Speaking of German commitment, last week the German parliament , the Bundestag, appealed to the German government to increase its involvement in the peace process between Ethiopia and Eritrea. Many voices – among them Africans – believe Germany could play a substantially larger role in Africa. Why can’t we rise to meet these expectations? Why do we often fall short in meeting African expectations?
I don’t think that we are falling short of expectations. The path Ethiopia is now taking deserves support. It is up to the Ethiopian leadership to assess whether we can also provide, for example, regional support in terms of lasting peace in the Horn of Africa and the relationship between Ethiopia and Eritrea. And the leadership needs to signal what kind of support it would like to have for one or the other of these processes. I can’t imagine there will be a lack of readiness on the German side.
During your visit, you will also hold talks with the African Union (AU). Germany has been supporting the AU’s Peace and Security Council for many years. Nevertheless, critics say member states act in solidarity with each other when it comes to human rights and electoral fraud – something seen most recently in the Democratic Republic of Congo. The organization also faces criticism for the pace of reform and its fiscal discipline. Are these topics all on your list for when you talk to AU Chairman Moussa Faki?

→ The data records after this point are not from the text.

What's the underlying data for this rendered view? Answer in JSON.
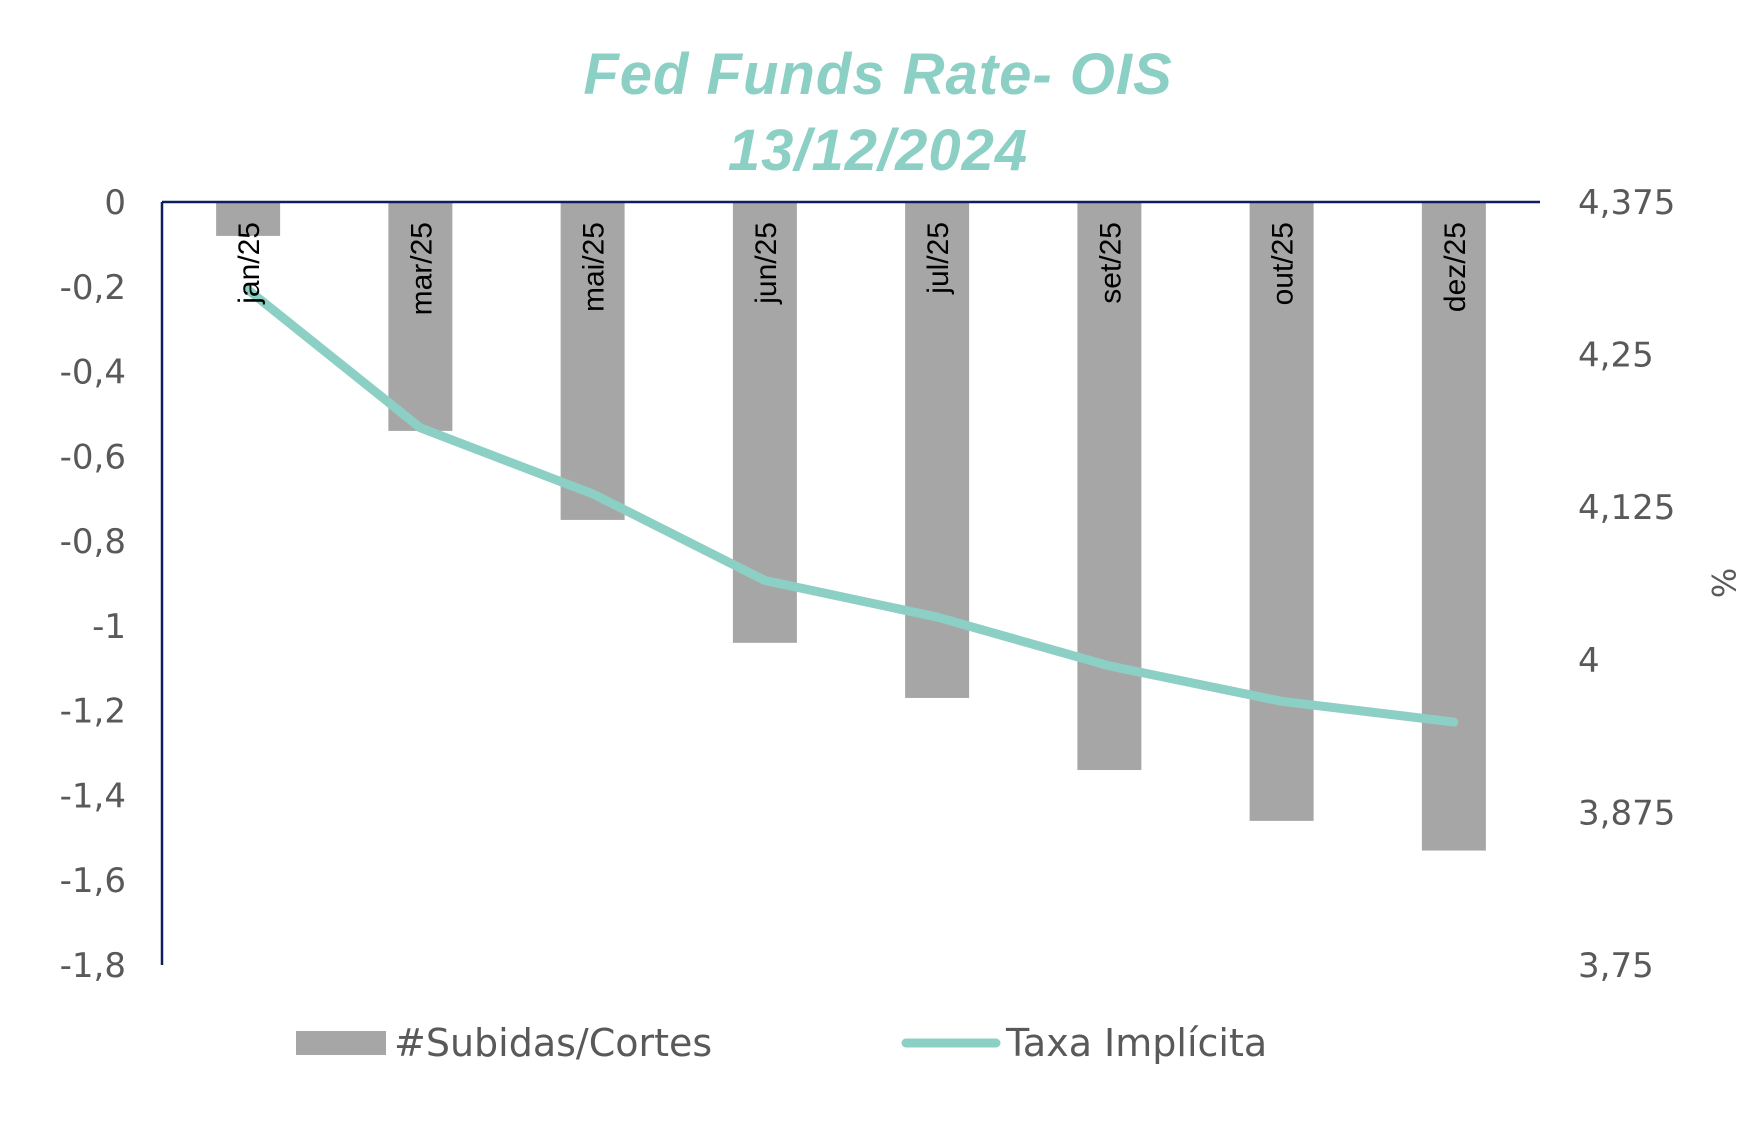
{
  "chart_data": {
    "type": "bar+line",
    "title": "Fed Funds Rate- OIS",
    "subtitle": "13/12/2024",
    "categories": [
      "jan/25",
      "mar/25",
      "mai/25",
      "jun/25",
      "jul/25",
      "set/25",
      "out/25",
      "dez/25"
    ],
    "series": [
      {
        "name": "#Subidas/Cortes",
        "type": "bar",
        "axis": "left",
        "values": [
          -0.08,
          -0.54,
          -0.75,
          -1.04,
          -1.17,
          -1.34,
          -1.46,
          -1.53
        ]
      },
      {
        "name": "Taxa Implícita",
        "type": "line",
        "axis": "right",
        "values": [
          4.303,
          4.19,
          4.136,
          4.065,
          4.035,
          3.995,
          3.966,
          3.949
        ]
      }
    ],
    "left_axis": {
      "ylim": [
        -1.8,
        0
      ],
      "ticks": [
        "0",
        "-0,2",
        "-0,4",
        "-0,6",
        "-0,8",
        "-1",
        "-1,2",
        "-1,4",
        "-1,6",
        "-1,8"
      ],
      "tick_values": [
        0,
        -0.2,
        -0.4,
        -0.6,
        -0.8,
        -1,
        -1.2,
        -1.4,
        -1.6,
        -1.8
      ]
    },
    "right_axis": {
      "ylim": [
        3.75,
        4.375
      ],
      "label": "%",
      "ticks": [
        "4,375",
        "4,25",
        "4,125",
        "4",
        "3,875",
        "3,75"
      ],
      "tick_values": [
        4.375,
        4.25,
        4.125,
        4,
        3.875,
        3.75
      ]
    },
    "legend": {
      "placement": "bottom"
    },
    "grid": false
  },
  "colors": {
    "title": "#8ccfc5",
    "bars": "#a6a6a6",
    "line": "#8ccfc5",
    "axis": "#0f1f5c",
    "text": "#595959"
  }
}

The same applies to the African Union as it does to the European Union – the institution is only as strong as the members make it. For this reason, in the past I have understood the criticism of the African Union but I also said that the African Union can’t move things in the right direction in African nations if its members haven’t given it the appropriate authority. Nevertheless, there have been developments in the AU that I value and acknowledge and I hope there will be no setbacks – especially in foreign and security policy. In peacekeeping matters, the AU has become much more effective than it was 10 or 20 years ago.

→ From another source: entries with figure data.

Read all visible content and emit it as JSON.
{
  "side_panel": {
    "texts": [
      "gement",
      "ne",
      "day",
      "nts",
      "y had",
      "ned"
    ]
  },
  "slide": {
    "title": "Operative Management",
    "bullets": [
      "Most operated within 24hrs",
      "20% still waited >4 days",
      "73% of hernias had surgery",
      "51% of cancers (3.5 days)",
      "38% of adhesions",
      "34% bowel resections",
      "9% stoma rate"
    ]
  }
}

In recent years, there has been much discussion of Africa being a continent of possibilities. Last year, Germany hosted the G20 Africa Conference and there are various Africa initiatives such as the Compact with Africa. But at the same time, issues such as electoral fraud in Congo, civil war in South Sudan and migration dominate the public’s perception of Africa. When will we really see Africa on equal terms, as is often avowed?
That isn’t something you can order. You can only try to do your part to make the European understanding of Africa more enlightened. This includes clarifying the concept of ‘Africa’. There is not one Africa, there are various Africas. In addition, Europe should be more present and should – with an emphasis on meeting as equals – look for cooperation opportunities in which the other party feels recognized as a valued partner. In some areas, we are successful in this but unfortunately not in others. And I hope that the desire and determination grows in many African countries to look confidently and less accusingly at the moves by European states to come closer. Having a relationship on equal terms – to communicate with each other – is a two-way process but one to which Europeans need to make a greater contribution.
This interview was conducted in German by Ludger Schadomsky, Head of DW’s Amharic Service and Mohammed Negash, Senior Editor, DW Amharic.